Intuitively we all know that somethings we need to let go of. But it’s so much easier said than done, even when we know that we’re holding on to things that hold us back from achieving our goals, being our authentic selves or just finding inner peace. Letting go of old thoughts and old baggage is just plain difficult.

As a coach, I see Leaders holding on to a huge list of things including (and not only!):

  • The need to know everything
  • The need to feel in complete control
  • The need to be right
  • The drive for relentlessly climbing up the corporate ladder to more responsibility or status
  • The fear of being “caught” as an imposter
  • The habit of focusing on problems

Not being able to let go, however, in the long term keeps us stuck and slows down our progress. When we refuse to leave our comfort zones, because we are clinging to limited or old beliefs or driven by an addiction to being safe, no growth can happen. Letting go means putting ourselves into unknown territory. Even for those who know and understand the huge body of brain research that repeatedly and unequivocally demonstrates brain plasticity and how the brain CAN rewire itself, it is not easy to trust ourselves enough to let go. And the higher up we are in an organization, the stronger our resistance seems to be. Rewiring new behaviors and thoughts takes time, faith and patience. And usually we feel that there is too much to lose if we don’t get it right immediately.

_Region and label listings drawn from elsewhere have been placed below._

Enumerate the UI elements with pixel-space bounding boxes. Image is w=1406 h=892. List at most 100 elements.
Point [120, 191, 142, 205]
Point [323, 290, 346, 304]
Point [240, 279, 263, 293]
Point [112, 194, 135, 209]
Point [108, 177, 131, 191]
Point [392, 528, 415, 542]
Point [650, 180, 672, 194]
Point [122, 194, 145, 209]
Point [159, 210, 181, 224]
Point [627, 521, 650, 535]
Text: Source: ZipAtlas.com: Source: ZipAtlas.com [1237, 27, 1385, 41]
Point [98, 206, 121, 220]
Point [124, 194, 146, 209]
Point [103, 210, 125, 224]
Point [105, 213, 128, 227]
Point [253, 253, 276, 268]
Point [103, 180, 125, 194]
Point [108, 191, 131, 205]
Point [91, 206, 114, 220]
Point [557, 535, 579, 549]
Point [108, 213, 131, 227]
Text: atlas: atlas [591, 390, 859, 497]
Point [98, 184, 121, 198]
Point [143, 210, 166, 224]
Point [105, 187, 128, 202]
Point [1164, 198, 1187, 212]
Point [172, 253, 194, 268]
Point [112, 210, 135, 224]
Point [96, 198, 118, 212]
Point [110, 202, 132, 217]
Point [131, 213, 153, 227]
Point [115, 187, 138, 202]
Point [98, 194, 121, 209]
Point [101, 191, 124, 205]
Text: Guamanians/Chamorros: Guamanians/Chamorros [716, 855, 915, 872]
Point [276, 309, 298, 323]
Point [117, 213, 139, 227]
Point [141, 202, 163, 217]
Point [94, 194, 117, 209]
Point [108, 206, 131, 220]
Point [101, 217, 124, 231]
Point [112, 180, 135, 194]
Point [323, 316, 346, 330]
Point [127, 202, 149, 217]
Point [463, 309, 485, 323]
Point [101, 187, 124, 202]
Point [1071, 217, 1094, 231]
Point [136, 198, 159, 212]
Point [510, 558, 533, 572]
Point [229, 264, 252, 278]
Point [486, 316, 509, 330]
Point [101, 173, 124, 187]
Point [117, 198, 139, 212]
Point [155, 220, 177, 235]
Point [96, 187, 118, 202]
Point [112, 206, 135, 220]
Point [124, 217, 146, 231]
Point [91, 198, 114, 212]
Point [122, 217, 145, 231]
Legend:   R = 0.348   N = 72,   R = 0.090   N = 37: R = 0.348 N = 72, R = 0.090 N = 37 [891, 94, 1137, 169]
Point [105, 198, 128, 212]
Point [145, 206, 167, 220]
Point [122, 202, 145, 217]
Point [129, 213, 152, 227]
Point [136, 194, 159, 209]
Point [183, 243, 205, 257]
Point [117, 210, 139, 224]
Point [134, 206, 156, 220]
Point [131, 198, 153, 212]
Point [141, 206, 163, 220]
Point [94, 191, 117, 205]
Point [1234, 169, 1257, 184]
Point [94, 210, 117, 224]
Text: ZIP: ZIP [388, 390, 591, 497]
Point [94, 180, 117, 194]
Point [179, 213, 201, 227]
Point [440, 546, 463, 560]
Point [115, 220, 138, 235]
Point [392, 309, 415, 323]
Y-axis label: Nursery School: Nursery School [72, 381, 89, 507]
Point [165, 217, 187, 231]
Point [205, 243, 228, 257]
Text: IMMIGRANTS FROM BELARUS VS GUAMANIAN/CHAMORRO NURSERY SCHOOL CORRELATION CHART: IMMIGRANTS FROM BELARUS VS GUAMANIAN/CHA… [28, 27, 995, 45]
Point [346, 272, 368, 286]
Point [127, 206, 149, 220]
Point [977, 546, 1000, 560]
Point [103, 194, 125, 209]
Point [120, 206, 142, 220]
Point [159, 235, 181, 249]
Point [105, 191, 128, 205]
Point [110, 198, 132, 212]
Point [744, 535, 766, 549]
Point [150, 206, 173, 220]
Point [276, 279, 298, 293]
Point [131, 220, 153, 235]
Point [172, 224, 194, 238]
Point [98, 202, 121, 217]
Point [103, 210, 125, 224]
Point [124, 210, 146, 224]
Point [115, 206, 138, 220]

I once heard a story about a person locked in dark, dank cell, desperately struggling to get out by clinging to a tiny barred window through which a small glimmer of light shone. He died just looking out the window. If he had taken time to explore the dark, he would have discovered that there was an unlocked door that led to greater rooms filled with treasure and a way to escape. Letting go is exactly like that – you might have to grope in the dank smelly unknown for a bit before you find a door. (And frankly, even if there was no door, as in the story, it’s not exactly that the window was going away, you could always come back to that option).

Letting go as a leader, while admittedly can feel uncertain and unstable while new, usually leads to better quality relationships and enables others to become more engaged and motivated. And the more we let go of our need to control, to have all the answers, the more we start to draw from the strength of others and create a truly empowered workplace, where everyone has the opportunity to contribute and collaborate in a meaningful way. It’s only by shedding old notions of our roles or images of what a good leader should be, and replacing it with basic authenticity, that transformation can begin.
What can you let go? What will it take for you to do it? As always, I am interested in hearing your thoughts.